Entre os adolescentes que morrem no país, 36,5% são assassinados. Em relação à população brasileira, o percentual foi de 4,8% (Índice de Homicídios na Adolescência, 2015). Segundo a UNICEF (2014), o Brasil figura em segundo lugar no ranking dos países com o maior número de assassinatos até 19 anos de idade, atrás apenas da Nigéria (Hidden in Plain Sight, UNICEF, 2014).

Já a gravidez na adolescência preocupa ainda mais quando se mostra associada a precárias condições de vida, família numerosa, difícil acesso aos serviços e bens de consumo, o que só leva ao agravamento desta situação.

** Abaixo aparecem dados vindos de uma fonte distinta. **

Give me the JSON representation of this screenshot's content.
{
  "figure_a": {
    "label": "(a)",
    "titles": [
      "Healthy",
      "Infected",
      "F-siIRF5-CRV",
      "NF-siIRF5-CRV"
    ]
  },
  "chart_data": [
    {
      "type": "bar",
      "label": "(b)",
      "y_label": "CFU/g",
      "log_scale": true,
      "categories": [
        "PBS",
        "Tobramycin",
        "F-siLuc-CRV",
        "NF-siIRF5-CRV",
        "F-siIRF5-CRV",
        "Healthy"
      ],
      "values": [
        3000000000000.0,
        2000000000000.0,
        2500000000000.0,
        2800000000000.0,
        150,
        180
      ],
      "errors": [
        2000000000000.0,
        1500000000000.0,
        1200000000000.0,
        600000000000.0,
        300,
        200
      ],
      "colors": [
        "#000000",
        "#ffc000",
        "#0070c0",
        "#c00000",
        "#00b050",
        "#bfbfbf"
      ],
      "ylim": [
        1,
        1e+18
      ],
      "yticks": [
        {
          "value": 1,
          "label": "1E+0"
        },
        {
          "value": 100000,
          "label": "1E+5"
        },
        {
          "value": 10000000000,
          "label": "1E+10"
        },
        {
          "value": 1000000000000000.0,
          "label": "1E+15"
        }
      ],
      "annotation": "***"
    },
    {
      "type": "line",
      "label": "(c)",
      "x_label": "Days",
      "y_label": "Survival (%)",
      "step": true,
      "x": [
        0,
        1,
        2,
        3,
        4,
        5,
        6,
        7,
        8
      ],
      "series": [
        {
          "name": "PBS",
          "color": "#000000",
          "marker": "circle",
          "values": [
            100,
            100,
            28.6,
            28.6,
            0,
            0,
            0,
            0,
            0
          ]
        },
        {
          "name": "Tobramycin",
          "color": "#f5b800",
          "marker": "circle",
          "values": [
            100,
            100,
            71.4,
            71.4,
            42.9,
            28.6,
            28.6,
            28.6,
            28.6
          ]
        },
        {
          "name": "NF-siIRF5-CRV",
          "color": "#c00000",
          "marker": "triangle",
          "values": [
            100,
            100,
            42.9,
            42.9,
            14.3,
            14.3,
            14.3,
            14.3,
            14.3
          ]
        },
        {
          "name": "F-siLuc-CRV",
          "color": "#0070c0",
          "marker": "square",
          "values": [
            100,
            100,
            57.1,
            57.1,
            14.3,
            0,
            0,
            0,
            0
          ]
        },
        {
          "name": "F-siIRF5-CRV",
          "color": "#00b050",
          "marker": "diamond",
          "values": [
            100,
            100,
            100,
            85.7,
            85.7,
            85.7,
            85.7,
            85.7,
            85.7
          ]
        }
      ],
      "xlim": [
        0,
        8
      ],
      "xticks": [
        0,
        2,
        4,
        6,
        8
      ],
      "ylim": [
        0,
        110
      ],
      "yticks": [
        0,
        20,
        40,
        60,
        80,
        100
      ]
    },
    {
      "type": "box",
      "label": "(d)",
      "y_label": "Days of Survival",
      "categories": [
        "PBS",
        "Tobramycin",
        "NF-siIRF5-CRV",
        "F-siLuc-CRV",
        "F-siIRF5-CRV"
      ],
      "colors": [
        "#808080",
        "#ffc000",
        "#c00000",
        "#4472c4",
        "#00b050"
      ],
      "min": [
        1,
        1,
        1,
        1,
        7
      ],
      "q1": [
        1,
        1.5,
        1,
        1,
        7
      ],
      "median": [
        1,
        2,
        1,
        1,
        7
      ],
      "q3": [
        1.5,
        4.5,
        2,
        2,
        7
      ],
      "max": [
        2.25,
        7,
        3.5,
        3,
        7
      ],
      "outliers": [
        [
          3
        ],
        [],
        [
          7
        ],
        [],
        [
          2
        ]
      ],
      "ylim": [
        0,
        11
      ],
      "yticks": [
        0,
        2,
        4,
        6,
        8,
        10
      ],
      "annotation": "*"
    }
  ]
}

Nem sempre durante todo o período gestacional, as adolescentes recebem assistência pré-natal adequada e de forma regular. São vários os fatores: vão desde a dificuldade de reconhecimento e aceitação da gravidez, pois muitas vezes essas jovens defrontam com sentimentos de dor e medo, até à dificuldade para o agendamento da consulta inicial do pré-natal (YAZLLE, 2006).

Embora nas quatro últimas décadas tenha sido registrado um decréscimo acentuado na taxa de fecundidade das mulheres brasileiras (em 1940, a média nacional era de 6,2 filhos e, em 2010, passa a ser de 1,8 filhos por mulher), entre as adolescentes e jovens, o sentido foi inverso. Identificou-se o aumento em 25% da taxa de fecundidade entre meninas de 15 a 19 anos, durante os anos 90, (IBGE, 2010; UNESCO, 2004), assim como associação entre gravidez na adolescência e evasão escolar.

Segundo o IBGE (2015) as principais características das jovens entre 15 a 19 anos que tinham pelo menos um filho nascido vivo são:

[...] residentes da Região Nordeste, 65,9% tinha 18 ou 19 anos de idade, 69,0% eram pretas ou pardas, somente 37,1% estavam na condição de filha na unidade domiciliar e 34,2% estavam na condição de cônjuge, a escolaridade foi de 7,7 anos de estudo em média, sendo que somente 20,1% ainda estavam estudando e 59,7% não estudavam e não trabalhavam na semana de referência, 92,5% delas cuidavam de afazeres domésticos por uma média de 27,1 horas semanais (IBGE, 2015 p.17).

Dados que reforçam a importância deste projeto de extensão frente às desigualdades, sobretudo, de gênero, geográficas e étnicas.

Com relação ao crescimento do número de adolescentes infectados pelo HIV, o Ministério da Saúde, destaca que entre 2004 e 2013, o número de novos casos em meninos com idades entre 15 e 19 anos aumentou em 53% (Ministério da Saúde, Boletim Epidemiológico, 2014).

É nesse sentido que este projeto leva em consideração a abrangência de sua realização junto a esses sujeitos vinculados à educação, proporcionando a ampliação e consolidação das políticas de promoção de equidade em saúde, desenvolvidas pelo Ministério da Saúde,favorecendo a promoção da saúde integral desses adolescentes e jovens.

O papel do professor neste contexto, representa um importante elo para a promoção da saúde, por ser um multiplicador de ideias. Para tanto, é fundamental que esteja capacitado para abordar o conceito de saúde preconizado e contribuir para despertar nos adolescentes e jovens aptidões e atitudes para a saúde, promovendo a autonomia, a criatividade e a participação dos alunos, bem como, de toda comunidade (MONT’ALVERNE & CATRIB, 2013).